夢永さんは、わたしよりも悲しそうな顔で泣いていた



―――――



…そして何度目か解らないが、私は誓い合ったあの瞬間、彼女が私に告白したあの時を思い出す

止まれないんだ

まだ諦められない


それから暫くして、世界はまた動き出した

恐らく愛君の工作が止められ、夢の窓が元に戻されたのだろう

誰も自分が数時間の間、眠っていたことを覚えていなかった

そして誰もが眠っていた間、何の事故も起こらなかった

くろ君が言っていた「旧型のAI」のお陰だろう

今でもすべての安全装置には新型と共に、旧型のAIが搭載されることが義務付けられている


私は、必死に愛君が残してくれた資料を見渡した


「これだ…」


「夢の窓」からは地球の外、月が見られます

恐らくは月の近くに結界が張られているのでしょう


彼女の字でそう、書かれていた

私が宇宙飛行士になって、外から侵入すればいいんだ

まだ希望は残されていた



―――――



『21■■年 12月24日

望疲覚弊さんへ


望疲さん、わたしです。

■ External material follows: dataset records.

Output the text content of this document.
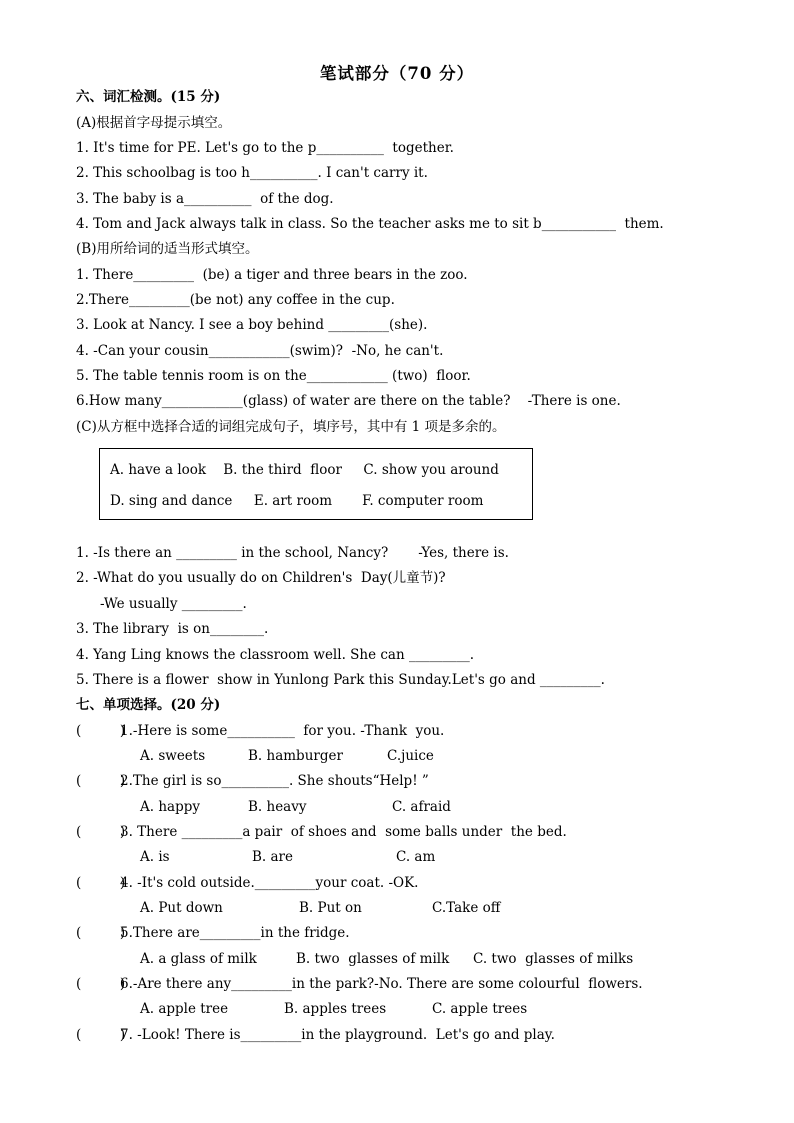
笔试部分（70 分）
六、词汇检测。(15 分)
(A)根据首字母提示填空。
1. It's time for PE. Let's go to the p__________  together.
2. This schoolbag is too h__________. I can't carry it.
3. The baby is a__________  of the dog.
4. Tom and Jack always talk in class. So the teacher asks me to sit b___________  them.
(B)用所给词的适当形式填空。
1. There_________  (be) a tiger and three bears in the zoo.
2.There_________(be not) any coffee in the cup.
3. Look at Nancy. I see a boy behind _________(she).
4. -Can your cousin____________(swim)?  -No, he can't.
5. The table tennis room is on the____________ (two)  floor.
6.How many____________(glass) of water are there on the table?    -There is one.
(C)从方框中选择合适的词组完成句子，填序号，其中有 1 项是多余的。
A. have a look    B. the third  floor     C. show you around
D. sing and dance     E. art room       F. computer room
1. -Is there an _________ in the school, Nancy?       -Yes, there is.
2. -What do you usually do on Children's  Day(儿童节)?
-We usually _________.
3. The library  is on________.
4. Yang Ling knows the classroom well. She can _________.
5. There is a flower  show in Yunlong Park this Sunday.Let's go and _________.
七、单项选择。(20 分)
(         )
1.-Here is some__________  for you. -Thank  you.
A. sweets	B. hamburger	C.juice
(         )
2.The girl is so__________. She shouts“Help! ”
A. happy	B. heavy	C. afraid
(         )
3. There _________a pair  of shoes and  some balls under  the bed.
A. is	B. are	C. am
(         )
4. -It's cold outside._________your coat. -OK.
A. Put down	B. Put on	C.Take off
(         )
5.There are_________in the fridge.
A. a glass of milk	B. two  glasses of milk C. two  glasses of milks
(         )
6.-Are there any_________in the park?-No. There are some colourful  flowers.
A. apple tree	B. apples trees	C. apple trees
(         )
7. -Look! There is_________in the playground.  Let's go and play.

美森愛です。

わたしは今、夢の世界の夢の窓の傍にいます。

もうお気づきだと思いますが、実験は失敗しました。

その時に施した術の副作用で、わたしはこの世界に囚われてしまいました。

わたしは、夢の住人になってしまいました。

それでもあの時誓ったようにもう諦めません。

あの日から毎日、ここから手紙を出してます。

夢の最高責任者から許可は頂きました。

どうか、この手紙を伝手に外からこちらに来て下さい。

またいつか、夢で逢えるその日を、夢見ています。